We ate a supper of cold cuts and bread, food Mama had bought for Sunday lunch. I was hungry and embarrassed by it, since it hardly seemed like a time to feel much like eating.
Around eight my father came home. Mama’s condition was not stabilizing the way the people at the hospital had hoped, and they were debating about bringing in a helicopter to fly her down to St Joseph’s in Wichita. She’d had three-and-a-half hours of surgery to remove the bullets and still she continued to haemorrhage. Dad said she had never been conscious the entire time he was there. But then, she was still under the influence of the anaesthetic, so he wasn’t too worried. Or at least that’s what he said.
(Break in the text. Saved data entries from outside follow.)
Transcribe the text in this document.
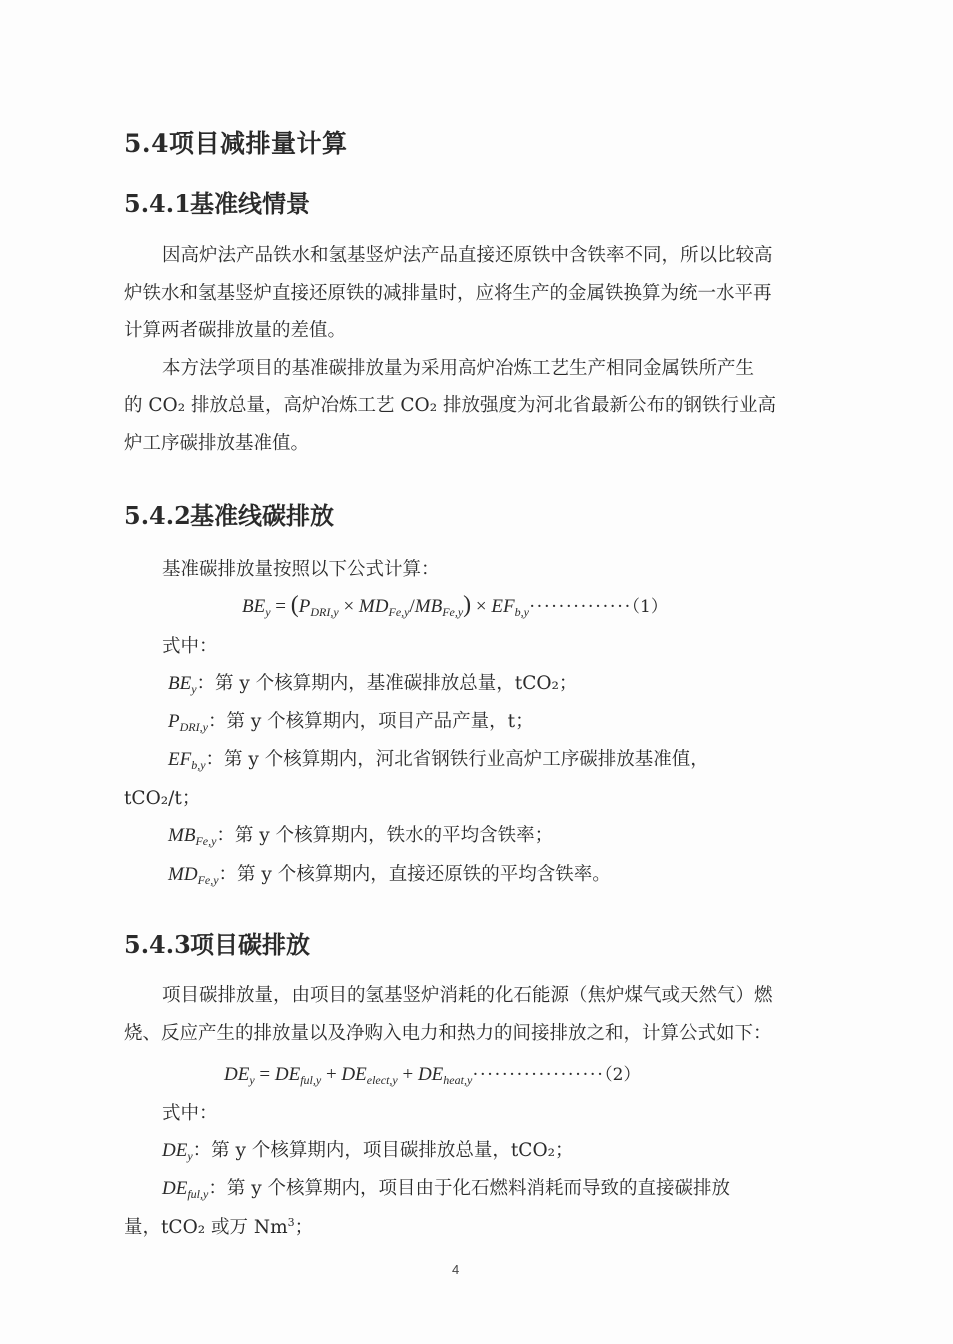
5.4项目减排量计算
5.4.1基准线情景
因高炉法产品铁水和氢基竖炉法产品直接还原铁中含铁率不同，所以比较高
炉铁水和氢基竖炉直接还原铁的减排量时，应将生产的金属铁换算为统一水平再
计算两者碳排放量的差值。
本方法学项目的基准碳排放量为采用高炉冶炼工艺生产相同金属铁所产生
的 CO₂ 排放总量，高炉冶炼工艺 CO₂ 排放强度为河北省最新公布的钢铁行业高
炉工序碳排放基准值。
5.4.2基准线碳排放
基准碳排放量按照以下公式计算：
$BE_y = (P_{DRI,y} \times MD_{Fe,y}/MB_{Fe,y}) \times EF_{b,y}\cdot\cdot\cdot\cdot\cdot\cdot\cdot\cdot\cdot\cdot\cdot\cdot\cdot\cdot(1)$
式中：
$BE_y$：第 y 个核算期内，基准碳排放总量，tCO₂；
$P_{DRI,y}$：第 y 个核算期内，项目产品产量，t；
$EF_{b,y}$：第 y 个核算期内，河北省钢铁行业高炉工序碳排放基准值，
tCO₂/t；
$MB_{Fe,y}$：第 y 个核算期内，铁水的平均含铁率；
$MD_{Fe,y}$：第 y 个核算期内，直接还原铁的平均含铁率。
5.4.3项目碳排放
项目碳排放量，由项目的氢基竖炉消耗的化石能源（焦炉煤气或天然气）燃
烧、反应产生的排放量以及净购入电力和热力的间接排放之和，计算公式如下：
$DE_y = DE_{ful,y} + DE_{elect,y} + DE_{heat,y}\cdot\cdot\cdot\cdot\cdot\cdot\cdot\cdot\cdot\cdot\cdot\cdot\cdot\cdot\cdot\cdot\cdot\cdot(2)$
式中：
$DE_y$：第 y 个核算期内，项目碳排放总量，tCO₂；
$DE_{ful,y}$：第 y 个核算期内，项目由于化石燃料消耗而导致的直接碳排放
量，tCO₂ 或万 Nm$^3$；
4
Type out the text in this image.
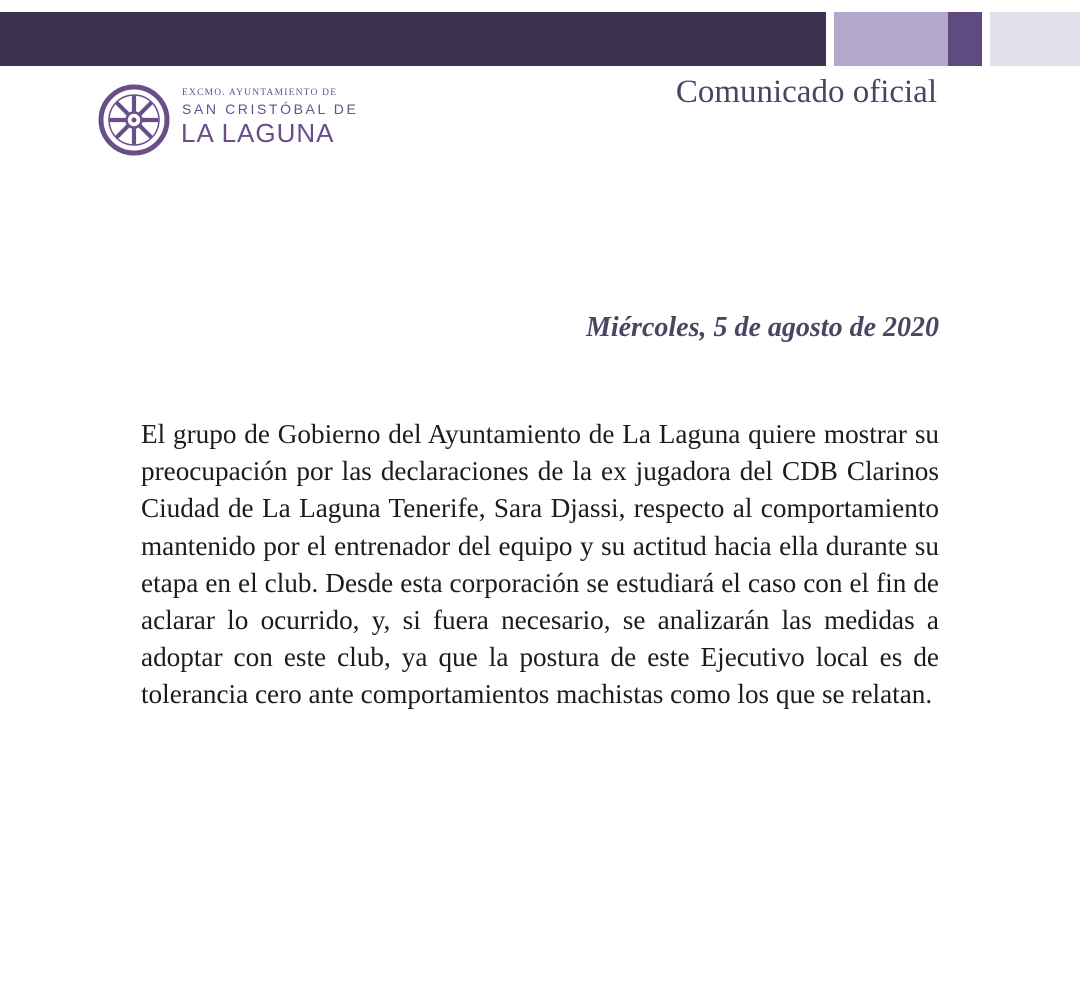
EXCMO. AYUNTAMIENTO DE
SAN CRISTÓBAL DE
LA LAGUNA
Comunicado oficial
Miércoles, 5 de agosto de 2020

El grupo de Gobierno del Ayuntamiento de La Laguna quiere mostrar su preocupación por las declaraciones de la ex jugadora del CDB Clarinos Ciudad de La Laguna Tenerife, Sara Djassi, respecto al comportamiento mantenido por el entrenador del equipo y su actitud hacia ella durante su etapa en el club. Desde esta corporación se estudiará el caso con el fin de aclarar lo ocurrido, y, si fuera necesario, se analizarán las medidas a adoptar con este club, ya que la postura de este Ejecutivo local es de tolerancia cero ante comportamientos machistas como los que se relatan.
After he had had a cup of coffee and a sandwich, Dad rang Auntie Caroline in Chicago. Auntie Caroline was his older sister, and she was the only member of my father’s family with whom we still had contact.
I grew angry. I didn’t want Auntie Caroline to come down. She hardly ever came to visit otherwise, so I didn’t want her now. I told my father that. I also told him that every time Auntie Caroline was there she made snide comments about him and Mama and the way we lived. He said he knew that, and that it was just Caroline’s way. I said I didn’t like it and I didn’t want Megan to hear that kind of stuff. Especially now. So how could he even suggest it? Moreover, I was upset that he hadn’t even bothered to consult Megan and me about the matter. He’d simply gone in the living room and phoned her.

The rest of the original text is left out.